Operations in Fortran which are not bit-reproducible

Question

Operations in Fortran which are not bit-reproducible

marshallward opened this issue a year ago · 1 comments

Numerical computation in Fortran uses some form of floating point arithmetic. As a sparse subset of the real numbers, any numerical operation is prone to some kind of estimation. While not explicitly required to use the IEEE-754 model, it is by far the most widely used one.

Although Fortran specifies clear rules for many such operations, there are some areas of ambiguity. This can create challenges for programs which require predictable, bitwise reproducible results.

I have tried to document these areas of ambiguity, along with comments on how to retain some degree of reproducibility.

Order of operations

Expressions containing more than two terms without parentheses can be evaluated in any order.

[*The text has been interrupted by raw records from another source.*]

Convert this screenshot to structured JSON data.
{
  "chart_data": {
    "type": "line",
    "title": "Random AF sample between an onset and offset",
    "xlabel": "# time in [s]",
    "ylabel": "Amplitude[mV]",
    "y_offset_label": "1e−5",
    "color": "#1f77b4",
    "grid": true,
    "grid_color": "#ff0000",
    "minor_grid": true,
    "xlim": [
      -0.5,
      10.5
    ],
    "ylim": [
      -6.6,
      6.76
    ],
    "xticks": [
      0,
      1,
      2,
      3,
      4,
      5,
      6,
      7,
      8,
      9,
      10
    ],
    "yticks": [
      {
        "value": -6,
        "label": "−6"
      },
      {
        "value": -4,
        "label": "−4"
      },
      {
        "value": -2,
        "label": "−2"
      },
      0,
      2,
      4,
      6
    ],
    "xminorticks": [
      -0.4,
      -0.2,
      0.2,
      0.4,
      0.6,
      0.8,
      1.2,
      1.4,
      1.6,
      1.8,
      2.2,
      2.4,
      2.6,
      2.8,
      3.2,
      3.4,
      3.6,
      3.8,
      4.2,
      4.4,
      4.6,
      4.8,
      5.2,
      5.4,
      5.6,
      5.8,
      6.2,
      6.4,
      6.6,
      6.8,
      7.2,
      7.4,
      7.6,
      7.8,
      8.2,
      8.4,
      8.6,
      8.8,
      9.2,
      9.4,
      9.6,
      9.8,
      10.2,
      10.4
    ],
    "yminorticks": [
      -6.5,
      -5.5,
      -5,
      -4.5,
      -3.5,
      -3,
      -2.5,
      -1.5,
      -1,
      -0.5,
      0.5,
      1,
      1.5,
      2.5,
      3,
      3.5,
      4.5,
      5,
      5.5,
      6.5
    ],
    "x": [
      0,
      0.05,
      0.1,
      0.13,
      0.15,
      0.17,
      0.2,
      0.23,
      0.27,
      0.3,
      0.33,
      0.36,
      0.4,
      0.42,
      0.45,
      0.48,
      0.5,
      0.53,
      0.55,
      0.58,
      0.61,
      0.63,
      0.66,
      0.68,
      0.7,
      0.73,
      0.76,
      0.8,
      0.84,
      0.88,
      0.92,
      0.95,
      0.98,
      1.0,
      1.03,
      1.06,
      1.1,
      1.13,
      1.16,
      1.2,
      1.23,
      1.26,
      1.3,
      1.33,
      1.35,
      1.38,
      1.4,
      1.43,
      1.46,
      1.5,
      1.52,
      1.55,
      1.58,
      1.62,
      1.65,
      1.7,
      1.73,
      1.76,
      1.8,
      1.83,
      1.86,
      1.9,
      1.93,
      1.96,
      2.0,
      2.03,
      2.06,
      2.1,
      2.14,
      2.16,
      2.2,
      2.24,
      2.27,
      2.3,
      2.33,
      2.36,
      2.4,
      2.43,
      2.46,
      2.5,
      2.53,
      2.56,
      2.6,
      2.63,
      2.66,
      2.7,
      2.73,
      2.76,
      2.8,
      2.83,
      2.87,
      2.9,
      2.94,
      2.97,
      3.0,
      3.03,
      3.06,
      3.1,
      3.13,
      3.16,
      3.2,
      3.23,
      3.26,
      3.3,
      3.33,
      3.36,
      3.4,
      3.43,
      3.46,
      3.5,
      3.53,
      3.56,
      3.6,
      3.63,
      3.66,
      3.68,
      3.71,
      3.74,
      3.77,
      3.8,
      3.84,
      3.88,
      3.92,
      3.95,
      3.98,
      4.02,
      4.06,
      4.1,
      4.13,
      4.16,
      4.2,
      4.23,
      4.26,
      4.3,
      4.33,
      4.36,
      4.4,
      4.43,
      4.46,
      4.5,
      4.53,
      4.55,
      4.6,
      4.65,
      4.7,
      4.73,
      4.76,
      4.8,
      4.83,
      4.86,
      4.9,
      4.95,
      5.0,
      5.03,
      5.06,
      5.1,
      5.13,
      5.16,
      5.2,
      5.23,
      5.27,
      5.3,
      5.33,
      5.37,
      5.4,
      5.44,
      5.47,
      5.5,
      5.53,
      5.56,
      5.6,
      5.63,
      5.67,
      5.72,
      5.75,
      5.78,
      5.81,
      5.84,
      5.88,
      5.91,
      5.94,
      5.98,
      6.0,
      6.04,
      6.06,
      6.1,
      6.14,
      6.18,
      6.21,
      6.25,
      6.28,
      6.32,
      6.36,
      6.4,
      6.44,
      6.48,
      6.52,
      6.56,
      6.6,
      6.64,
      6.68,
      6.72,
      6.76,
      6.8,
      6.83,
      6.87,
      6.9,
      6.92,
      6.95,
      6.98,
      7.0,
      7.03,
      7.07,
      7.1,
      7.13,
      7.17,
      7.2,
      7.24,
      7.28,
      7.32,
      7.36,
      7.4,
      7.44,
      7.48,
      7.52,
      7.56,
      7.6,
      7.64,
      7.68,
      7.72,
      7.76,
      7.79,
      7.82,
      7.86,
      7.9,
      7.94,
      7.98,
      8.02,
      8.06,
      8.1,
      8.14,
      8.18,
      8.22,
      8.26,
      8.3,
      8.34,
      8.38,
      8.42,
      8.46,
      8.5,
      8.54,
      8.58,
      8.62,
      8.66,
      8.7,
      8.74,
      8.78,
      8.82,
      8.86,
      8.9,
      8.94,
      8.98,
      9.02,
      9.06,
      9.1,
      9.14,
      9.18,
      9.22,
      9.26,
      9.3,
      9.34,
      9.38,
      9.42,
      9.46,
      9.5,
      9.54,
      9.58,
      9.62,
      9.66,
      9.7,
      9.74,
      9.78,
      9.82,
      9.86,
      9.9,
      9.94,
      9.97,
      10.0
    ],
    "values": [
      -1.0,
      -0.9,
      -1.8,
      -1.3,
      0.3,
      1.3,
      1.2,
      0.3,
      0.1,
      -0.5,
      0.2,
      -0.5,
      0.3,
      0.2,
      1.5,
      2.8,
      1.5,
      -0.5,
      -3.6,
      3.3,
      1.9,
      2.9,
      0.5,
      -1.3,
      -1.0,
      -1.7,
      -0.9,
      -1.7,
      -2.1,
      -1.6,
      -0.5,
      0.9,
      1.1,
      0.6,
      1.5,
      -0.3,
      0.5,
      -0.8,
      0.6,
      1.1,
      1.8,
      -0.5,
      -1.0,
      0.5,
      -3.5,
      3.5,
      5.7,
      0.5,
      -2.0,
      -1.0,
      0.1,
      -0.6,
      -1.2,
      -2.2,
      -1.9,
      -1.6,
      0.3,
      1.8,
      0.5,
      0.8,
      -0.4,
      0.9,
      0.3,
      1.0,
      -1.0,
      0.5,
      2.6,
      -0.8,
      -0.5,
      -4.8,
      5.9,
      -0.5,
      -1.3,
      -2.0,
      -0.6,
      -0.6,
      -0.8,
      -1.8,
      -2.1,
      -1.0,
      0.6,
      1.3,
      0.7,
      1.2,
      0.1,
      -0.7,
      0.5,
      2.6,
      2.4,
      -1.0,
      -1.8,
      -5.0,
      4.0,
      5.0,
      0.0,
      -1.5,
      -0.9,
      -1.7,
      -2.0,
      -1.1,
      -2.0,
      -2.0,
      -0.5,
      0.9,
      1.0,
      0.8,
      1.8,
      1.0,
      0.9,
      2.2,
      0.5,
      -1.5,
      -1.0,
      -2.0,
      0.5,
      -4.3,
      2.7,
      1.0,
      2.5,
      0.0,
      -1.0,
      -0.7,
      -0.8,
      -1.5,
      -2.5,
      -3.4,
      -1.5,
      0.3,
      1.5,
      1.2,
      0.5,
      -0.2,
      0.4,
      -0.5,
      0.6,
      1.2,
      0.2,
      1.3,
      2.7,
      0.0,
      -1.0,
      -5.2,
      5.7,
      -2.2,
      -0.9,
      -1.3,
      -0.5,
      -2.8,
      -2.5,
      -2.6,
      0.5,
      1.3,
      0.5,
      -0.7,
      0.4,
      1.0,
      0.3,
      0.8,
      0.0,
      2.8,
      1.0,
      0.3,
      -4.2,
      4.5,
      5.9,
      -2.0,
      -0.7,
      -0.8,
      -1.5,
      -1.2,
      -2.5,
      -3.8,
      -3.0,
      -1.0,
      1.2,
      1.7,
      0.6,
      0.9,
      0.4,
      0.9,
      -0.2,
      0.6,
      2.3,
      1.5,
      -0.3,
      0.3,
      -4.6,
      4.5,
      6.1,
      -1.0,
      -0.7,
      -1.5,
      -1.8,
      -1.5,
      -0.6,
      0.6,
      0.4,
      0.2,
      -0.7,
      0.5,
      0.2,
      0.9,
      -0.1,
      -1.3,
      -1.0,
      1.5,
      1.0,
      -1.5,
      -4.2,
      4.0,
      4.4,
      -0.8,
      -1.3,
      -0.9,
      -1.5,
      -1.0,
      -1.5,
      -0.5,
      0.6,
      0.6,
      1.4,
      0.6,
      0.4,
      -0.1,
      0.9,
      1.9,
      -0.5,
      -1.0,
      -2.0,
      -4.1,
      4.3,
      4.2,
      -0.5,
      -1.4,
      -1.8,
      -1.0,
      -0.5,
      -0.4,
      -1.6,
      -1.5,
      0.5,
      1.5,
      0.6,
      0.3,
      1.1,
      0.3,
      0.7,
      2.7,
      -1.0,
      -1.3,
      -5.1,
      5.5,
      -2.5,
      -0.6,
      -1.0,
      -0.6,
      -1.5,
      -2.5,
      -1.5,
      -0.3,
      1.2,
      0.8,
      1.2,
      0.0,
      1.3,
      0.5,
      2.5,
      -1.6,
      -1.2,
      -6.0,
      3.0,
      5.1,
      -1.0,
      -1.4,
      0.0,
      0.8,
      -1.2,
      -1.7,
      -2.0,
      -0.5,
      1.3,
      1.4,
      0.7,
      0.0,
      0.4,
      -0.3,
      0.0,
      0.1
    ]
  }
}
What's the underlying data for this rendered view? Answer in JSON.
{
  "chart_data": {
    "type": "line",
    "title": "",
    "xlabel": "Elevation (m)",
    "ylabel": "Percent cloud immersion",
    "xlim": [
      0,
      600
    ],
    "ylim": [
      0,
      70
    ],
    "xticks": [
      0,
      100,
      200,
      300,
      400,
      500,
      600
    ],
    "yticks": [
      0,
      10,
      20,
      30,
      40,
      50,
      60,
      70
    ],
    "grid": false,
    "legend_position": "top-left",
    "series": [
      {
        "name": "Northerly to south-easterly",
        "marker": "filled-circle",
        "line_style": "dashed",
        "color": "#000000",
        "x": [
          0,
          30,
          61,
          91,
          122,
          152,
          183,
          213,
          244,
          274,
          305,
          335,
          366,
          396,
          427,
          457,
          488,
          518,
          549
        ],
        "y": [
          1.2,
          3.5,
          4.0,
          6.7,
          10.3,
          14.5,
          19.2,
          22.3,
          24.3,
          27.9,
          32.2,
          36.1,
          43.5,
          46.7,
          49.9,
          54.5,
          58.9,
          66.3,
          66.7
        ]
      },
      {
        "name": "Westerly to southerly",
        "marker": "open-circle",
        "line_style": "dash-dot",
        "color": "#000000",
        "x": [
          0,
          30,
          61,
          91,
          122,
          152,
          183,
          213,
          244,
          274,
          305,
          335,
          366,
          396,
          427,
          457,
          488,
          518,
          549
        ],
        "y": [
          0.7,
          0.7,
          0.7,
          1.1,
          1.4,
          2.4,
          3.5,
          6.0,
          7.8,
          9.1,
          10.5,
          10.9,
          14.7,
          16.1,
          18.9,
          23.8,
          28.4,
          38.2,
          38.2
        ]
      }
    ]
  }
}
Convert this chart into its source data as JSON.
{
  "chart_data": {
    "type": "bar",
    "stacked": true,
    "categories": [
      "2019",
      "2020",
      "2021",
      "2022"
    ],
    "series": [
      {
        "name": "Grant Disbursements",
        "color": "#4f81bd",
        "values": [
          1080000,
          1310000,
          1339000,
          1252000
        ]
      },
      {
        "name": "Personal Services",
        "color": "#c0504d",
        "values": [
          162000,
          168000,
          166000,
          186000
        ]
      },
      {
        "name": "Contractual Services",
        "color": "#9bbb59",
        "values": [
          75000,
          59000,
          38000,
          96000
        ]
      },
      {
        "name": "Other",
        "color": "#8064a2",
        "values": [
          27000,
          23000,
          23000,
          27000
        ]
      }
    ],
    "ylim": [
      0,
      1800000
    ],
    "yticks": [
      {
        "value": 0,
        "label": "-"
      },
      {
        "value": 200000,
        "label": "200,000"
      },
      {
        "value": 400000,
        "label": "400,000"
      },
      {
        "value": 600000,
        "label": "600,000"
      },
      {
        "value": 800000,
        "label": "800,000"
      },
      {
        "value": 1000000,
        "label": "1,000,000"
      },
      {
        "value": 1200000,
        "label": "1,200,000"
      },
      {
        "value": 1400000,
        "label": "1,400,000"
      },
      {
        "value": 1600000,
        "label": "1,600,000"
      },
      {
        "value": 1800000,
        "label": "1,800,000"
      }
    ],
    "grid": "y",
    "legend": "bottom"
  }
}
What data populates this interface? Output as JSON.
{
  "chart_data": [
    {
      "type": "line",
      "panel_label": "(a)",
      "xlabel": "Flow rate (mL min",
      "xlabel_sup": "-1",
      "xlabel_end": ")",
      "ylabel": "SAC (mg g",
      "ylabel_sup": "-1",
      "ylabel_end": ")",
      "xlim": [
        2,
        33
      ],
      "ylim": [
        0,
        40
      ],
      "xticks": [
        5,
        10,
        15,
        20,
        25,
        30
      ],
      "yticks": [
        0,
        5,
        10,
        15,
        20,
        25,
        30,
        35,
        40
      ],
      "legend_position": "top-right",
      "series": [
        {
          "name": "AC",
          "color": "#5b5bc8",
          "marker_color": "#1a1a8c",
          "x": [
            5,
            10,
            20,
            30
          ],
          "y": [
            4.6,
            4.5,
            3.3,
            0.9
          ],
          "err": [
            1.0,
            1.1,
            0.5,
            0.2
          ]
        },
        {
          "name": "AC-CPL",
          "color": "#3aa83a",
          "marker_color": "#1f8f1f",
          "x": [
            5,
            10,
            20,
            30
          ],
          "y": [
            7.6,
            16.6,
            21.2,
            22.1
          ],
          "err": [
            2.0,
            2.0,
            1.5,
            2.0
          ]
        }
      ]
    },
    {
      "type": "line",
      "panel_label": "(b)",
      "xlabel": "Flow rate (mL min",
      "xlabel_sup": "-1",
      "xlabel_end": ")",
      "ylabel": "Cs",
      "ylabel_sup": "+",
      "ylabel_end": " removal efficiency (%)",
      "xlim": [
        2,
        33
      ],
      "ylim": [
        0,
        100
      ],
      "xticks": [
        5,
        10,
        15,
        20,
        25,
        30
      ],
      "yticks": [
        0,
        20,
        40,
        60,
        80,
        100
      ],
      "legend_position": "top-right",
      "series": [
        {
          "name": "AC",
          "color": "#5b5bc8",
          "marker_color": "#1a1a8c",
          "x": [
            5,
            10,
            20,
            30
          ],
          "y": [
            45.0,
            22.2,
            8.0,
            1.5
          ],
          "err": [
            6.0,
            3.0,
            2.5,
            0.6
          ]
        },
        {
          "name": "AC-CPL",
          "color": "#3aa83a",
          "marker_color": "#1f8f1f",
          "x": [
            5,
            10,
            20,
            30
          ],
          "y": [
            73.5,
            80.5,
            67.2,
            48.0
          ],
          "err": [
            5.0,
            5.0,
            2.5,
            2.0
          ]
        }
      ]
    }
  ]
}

Example: s = a + b + c has three valid forms of evaluation.
- t = a + b ; s = t + c
- t = b + c ; s = a + t
- t = a + c ; s = t + b
Parentheses can be used to remove this ambiguity by reducing expressions to nested binary operations. The following are unambiguous:
- s = (a + b) + c
- s = a + (b + c)
Note that there may be physical reasons for retaining a particular order of operations, particularly one which preserves a residual value that might otherwise be lost.
Fused multiply-add (FMA)

Expressions of the form a*b + c may be evaluated in either two steps mul(add(a,b),c) or a single step fma(a,b,c). The latter will tend to produce a result of higher accuracy.

If the hardware supports FMA arithmetic, then it is likely that a processor will maximize the number of FMAs in an expression. But there is no obligation to do so, which is another potential source of ambiguity.

Parentheses offer a means to exclude FMA operations, so that the expression becomes unambiguous. For example, (a*b) + c must compute a*b before adding c. However, AFAIK there is no unambiguous way to signal the processor to use an FMA with arithmetic operators.

The ieee_arithmetic module provides the ieee_fma() function, which should be unambiguous but also requires one to abandon mathematical syntax.

See #310 for more discussion.
Intrinsic transcendentals

Numerical functions such as exp(), cos(), bessel_j0(), &c. are implemented by the processor. The methods used to compute these functions will be ambiguous, and thus the values will also be ambiguous.

Some compilers will use implementations of these functions in a known library such as libm, but there is no obligation to do so.

To the best of my knowledge, there is no way to produce bit-reproducible results from these functions. In certain cases, it may be possible to approximate the functions.

(Note: One exception is sqrt(), which AFAIK is required to be exact and correctly rounded. ieee_arithmetic's ieee_support_sqrt can verify if this is correct.)
Exponent operator a**b

The most general form exp(b*log(a)) uses transcendentals and is therefore ambiguous.

However, there are cases which can be evaluated without ambiguity.
- If b is an integer of 2 or 3, then result is independent of order. Higher integers are sensitive to the order of operations.
  
  For higher powers, it may be possible to construct it from unambiguous operations, e.g. a**6 as (a**2)**3
- If a is equal to 2 (or more formally the base of the floating point model) and b is an integer, then exponentiation is reduced to integer addition of the exponent, which is unambiguous.
- If b equals 0.5 (under base 2) then the expression can be reduced to sqrt(a) and the result ought to be exact (under IEEE-754 rules).
Intrinsic operations

Functions with an ambiguous order of operation will produce ambiguous results. For example:
- sum(a)
- prod(a)
- matmul(a,b)
To avoid ambiguity, these must be implemented explicitly. Any potential optimizations in these functions may be lost.
Floating point rounding

Operations which produce results outside of the floating point set will require some kind of rounding operation. IEEE-754 provides several methods. If unspecified or not checked, then the results could change.

The ieee_arithmetic module provides methods to control this, although I personally have no experience with them.

This was submitted in response to the discussion in #310.

Note that this is not necessarily an "issue"; this should be taken as a reference of possible bit reproducibility issues which one may be encounter. An ambiguous expression provides an opportunity for a compiler to optimize the result, such as for a particular platform.

I can edit this top-level comment to include any other examples of interest.

Answer 1 · 2023-09-23T04:01:38.000Z

@marshallward awesome, thanks for writing this up!